Monday, December 17, 2018

A Two-Dollar Gift

SALDY REARDON



       Grandpa McNew and my dad bought the pool hall on Main Street in 1959.  I was nearing twelve years old at the time, and immediately dad let me start working there, doing racking balls and collecting money, when he and Grandpa were out for awhile. There were a host of old men and middle-aged men who came in regularly to talk hunting and fishing, and the outdoors was all I thought about. It was the greatest place in the world for a boy like me?
Ten or twelve of those old men became my best friends, men with little education and great wisdom. One who in-fluenced my life a great deal was old Saldy Reardon. Dad had a day-job in a factory at the time, and Grandpa would open the pool hall at 7:00 a.m. and work until noon. Saldy would take over at mid-day and work until I got there at 4:00.
 
    Dad said Saldy was as fine a man as he ever knew and he would trust him with every penny the pool hall made in a week, which usually wasn't enough for anyone to run off with anyway.  And he was my friend so it hurt sometimes to see him like he was late on a Saturday night when he had been drinking heavily, I guess when the loneliness was too much to bear. Everyone talked about how great an athlete he had once been. Dad said that when he himself was just a boy and all the Ozark towns had baseball teams, Saldy was the greatest pitcher anyone had ever seen. There were times on a Sunday afternoon when Saldy would walk miles to a country ballpark and pitch a double-header. The other team just felt good if they got a few hits, no one expected to beat him.
 
   He was young then and had a wife everyone knew as Pinky. Pinky was young and beautiful and so adored by Saldy that he couldn't go on after she died. In his mid-thirties at the time, Saldy fell apart, and turned to alcohol to forget. He never found anyone else, he never pitched again, never held a steady job, he just drank and drank and drank.

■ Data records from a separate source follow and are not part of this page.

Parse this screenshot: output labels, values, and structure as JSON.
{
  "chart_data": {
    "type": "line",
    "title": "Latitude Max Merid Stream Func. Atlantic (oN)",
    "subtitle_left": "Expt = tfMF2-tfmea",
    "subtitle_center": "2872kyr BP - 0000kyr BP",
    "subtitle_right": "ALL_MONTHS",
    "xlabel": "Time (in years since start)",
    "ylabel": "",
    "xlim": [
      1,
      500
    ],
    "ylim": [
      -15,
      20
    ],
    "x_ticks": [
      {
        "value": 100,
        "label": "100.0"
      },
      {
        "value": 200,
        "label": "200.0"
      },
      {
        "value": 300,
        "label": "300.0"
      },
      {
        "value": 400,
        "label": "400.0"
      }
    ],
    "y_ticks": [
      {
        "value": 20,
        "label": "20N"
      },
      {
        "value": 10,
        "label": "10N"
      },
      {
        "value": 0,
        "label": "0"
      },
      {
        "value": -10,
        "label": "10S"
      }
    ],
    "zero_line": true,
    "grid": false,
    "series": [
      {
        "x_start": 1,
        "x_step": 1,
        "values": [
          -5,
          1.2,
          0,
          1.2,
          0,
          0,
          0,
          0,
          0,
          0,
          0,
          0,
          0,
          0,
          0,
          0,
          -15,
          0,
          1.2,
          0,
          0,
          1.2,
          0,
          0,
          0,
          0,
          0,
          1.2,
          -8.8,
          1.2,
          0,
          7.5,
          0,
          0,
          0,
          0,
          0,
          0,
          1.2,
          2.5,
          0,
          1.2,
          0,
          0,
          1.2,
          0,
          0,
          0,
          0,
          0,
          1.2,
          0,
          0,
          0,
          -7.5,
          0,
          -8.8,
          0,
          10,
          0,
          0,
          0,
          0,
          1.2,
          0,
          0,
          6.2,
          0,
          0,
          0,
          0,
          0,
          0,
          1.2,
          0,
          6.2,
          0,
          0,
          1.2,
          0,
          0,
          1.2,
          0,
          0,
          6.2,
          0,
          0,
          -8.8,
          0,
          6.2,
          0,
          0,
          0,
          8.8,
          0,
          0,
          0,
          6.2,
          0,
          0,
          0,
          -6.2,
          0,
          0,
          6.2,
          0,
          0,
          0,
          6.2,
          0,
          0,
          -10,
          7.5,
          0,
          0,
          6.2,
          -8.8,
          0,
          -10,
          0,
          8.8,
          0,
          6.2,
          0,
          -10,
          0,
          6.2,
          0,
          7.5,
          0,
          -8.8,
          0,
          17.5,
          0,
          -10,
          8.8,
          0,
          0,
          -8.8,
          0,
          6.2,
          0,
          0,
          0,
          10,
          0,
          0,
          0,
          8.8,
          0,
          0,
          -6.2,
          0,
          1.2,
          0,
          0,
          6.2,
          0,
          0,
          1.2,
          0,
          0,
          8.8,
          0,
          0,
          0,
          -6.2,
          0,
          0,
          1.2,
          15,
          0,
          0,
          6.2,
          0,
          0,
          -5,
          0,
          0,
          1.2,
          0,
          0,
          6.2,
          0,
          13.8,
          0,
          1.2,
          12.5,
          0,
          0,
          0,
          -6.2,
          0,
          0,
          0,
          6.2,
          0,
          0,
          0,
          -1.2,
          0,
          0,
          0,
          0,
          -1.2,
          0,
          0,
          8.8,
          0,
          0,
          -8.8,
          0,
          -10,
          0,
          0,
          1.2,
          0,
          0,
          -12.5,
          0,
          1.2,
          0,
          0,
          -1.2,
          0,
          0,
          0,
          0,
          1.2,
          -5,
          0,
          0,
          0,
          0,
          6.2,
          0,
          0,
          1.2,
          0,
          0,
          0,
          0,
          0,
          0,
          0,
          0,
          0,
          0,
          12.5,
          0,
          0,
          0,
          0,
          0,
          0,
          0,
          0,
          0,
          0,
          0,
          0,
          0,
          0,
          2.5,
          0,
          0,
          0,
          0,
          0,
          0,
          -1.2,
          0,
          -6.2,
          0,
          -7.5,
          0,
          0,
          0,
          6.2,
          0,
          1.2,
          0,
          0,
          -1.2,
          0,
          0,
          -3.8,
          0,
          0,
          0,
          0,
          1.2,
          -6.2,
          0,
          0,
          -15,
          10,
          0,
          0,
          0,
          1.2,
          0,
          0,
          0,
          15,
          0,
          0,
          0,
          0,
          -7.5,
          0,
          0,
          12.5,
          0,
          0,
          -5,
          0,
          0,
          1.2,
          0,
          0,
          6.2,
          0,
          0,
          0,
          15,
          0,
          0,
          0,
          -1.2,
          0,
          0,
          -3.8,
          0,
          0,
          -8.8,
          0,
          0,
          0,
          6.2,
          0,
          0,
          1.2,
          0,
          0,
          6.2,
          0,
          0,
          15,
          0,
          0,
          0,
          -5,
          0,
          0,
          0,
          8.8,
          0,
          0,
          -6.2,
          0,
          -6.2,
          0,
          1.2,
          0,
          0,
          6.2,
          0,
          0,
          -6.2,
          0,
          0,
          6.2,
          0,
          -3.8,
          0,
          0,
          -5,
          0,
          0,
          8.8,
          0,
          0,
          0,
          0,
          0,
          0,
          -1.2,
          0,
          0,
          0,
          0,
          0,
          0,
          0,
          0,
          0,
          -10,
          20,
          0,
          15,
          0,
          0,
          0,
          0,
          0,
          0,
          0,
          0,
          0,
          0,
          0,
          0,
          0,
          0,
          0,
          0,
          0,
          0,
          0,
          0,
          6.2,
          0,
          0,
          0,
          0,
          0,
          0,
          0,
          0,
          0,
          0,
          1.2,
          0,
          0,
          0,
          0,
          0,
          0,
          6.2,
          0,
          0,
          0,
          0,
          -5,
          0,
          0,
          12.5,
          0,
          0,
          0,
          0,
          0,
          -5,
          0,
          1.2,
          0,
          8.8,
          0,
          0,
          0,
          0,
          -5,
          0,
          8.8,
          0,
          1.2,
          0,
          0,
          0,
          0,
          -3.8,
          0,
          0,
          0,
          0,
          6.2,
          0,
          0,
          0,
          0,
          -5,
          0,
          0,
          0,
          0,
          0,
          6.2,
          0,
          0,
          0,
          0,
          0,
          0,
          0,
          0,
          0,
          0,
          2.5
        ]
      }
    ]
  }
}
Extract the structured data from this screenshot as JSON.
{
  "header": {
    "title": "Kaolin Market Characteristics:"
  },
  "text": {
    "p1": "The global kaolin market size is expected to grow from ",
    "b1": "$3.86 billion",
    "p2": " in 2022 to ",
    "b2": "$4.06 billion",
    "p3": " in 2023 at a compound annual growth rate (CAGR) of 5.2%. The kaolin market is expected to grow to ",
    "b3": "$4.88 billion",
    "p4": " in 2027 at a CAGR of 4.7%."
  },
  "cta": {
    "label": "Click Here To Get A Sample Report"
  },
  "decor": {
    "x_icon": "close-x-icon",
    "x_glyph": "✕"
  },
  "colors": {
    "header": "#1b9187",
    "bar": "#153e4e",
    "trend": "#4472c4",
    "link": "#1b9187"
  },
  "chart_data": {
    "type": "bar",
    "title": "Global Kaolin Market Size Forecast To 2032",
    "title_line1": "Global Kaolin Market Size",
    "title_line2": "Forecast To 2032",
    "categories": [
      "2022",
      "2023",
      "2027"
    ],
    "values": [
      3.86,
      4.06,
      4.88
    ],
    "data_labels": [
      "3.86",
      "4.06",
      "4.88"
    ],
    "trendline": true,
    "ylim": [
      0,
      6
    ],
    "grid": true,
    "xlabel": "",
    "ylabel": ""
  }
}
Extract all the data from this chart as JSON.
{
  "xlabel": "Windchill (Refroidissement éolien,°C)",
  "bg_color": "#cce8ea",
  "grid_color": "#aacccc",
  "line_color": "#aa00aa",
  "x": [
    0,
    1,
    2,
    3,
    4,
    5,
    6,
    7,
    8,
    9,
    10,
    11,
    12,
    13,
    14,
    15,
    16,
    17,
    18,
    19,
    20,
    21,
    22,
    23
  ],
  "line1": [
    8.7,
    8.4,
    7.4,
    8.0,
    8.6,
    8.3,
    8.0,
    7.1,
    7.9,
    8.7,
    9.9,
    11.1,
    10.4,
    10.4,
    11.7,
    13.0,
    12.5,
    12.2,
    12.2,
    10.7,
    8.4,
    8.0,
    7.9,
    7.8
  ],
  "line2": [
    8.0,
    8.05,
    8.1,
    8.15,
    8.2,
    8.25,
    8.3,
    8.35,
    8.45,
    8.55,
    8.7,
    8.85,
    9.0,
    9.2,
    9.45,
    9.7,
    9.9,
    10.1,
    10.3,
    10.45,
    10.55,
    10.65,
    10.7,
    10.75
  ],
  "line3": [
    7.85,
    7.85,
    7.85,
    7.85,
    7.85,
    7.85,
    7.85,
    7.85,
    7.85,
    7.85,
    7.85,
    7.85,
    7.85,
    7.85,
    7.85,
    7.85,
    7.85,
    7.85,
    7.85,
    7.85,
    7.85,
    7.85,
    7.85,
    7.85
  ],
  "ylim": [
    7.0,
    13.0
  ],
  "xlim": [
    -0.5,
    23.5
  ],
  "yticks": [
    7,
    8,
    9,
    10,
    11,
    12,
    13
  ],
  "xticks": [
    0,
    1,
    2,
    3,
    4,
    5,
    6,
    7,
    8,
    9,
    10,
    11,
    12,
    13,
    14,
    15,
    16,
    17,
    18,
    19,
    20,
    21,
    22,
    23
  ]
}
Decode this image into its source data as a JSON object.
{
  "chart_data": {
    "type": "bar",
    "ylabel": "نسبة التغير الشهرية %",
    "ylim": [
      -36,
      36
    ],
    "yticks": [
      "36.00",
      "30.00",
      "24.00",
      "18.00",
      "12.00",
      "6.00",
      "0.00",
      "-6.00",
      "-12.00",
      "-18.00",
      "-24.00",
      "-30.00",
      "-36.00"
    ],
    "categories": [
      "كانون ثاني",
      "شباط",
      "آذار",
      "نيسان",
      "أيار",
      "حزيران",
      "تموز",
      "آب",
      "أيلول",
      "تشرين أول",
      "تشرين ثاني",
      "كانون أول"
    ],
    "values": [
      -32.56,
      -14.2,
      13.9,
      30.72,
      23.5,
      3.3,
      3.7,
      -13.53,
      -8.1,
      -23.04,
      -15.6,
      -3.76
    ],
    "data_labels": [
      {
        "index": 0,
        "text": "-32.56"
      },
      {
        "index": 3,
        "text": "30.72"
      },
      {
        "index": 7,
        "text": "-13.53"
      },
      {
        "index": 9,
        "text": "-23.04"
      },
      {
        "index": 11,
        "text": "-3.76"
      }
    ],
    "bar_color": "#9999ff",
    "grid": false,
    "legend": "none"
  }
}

   I didn't know anything about all that 'til I got older. I'd just come in after school and Saldy would say, "Where the heck you been Squirt?" like he was mad because I was always a little late from stopping by the drug store for another outdoor magazine. He always said he didn't figure I'd ever grow enough to amount to much. But he always smiled, and messed up my hair and I knew it was all in jest.

   Saldy carried the only two-dollar bill I had ever seen, and one evening when the place was nearly empty he showed it to me and said someone real important to him had given it to him a long time ago, so he couldn't sell it to me like I wanted him to, not even for two dollars and a quarter as I had offered. But on Christmas Eve that year Saldy handed me an envelope and said, "Don't open this 'til Christmas, Squirt." At home that night I read the card inside and found that faded old two-dollar bill. I could not have imagined a greater gift.

   As much as I admired Saldy, he taught me in reverse how not to live. I saw him as I grew older, staggering along the dim-lit street near a local tavern, or lying on a street bench wet with urine and waiting for the local police to find him and take him in.

   There were tears in his eyes when I went away to college and he told me he was wrong, I had grown a little. And then he said to me, "Don't do like me, Squirt, don't take up with a bottle. It's the devil's partner and you can get tied to it like I've been all these years. It pulls you under and you can’t fight it off."

 I've enjoyed living life to the fullest without ever needing the alcohol that took Saldy. He died within the year, in mid-November of 1965. I doubt if he knew that he made an important positive impact on a young life. Today when I see some young kids tipping a bottle or bragging about how drunk they got the night before, I wish they could have been fortunate enough to see into the future as I could, as a boy, when I watched Saldy fight that demon and lose.

 Somebody told me years later that a two-dollar bill was bad luck. I guess Saldy would have maybe agreed. It never brought him much luck. But me, heck I was the luckiest kid in the world. I had friends… friends like Saldy Reardon.

   As sad as the story is, Saldy had a friend too, and we  both knew about Him. On that Christmas Eve long ago we were about to celebrate the birth of someone who came to earth and made all lives count for something. And it is because of Christmas that there is hope for the least and the lowest of us. Saldy didn't really lose the battle. Liquor eventually lost it's hold on him and he slipped from it's grasp into forgiving hands.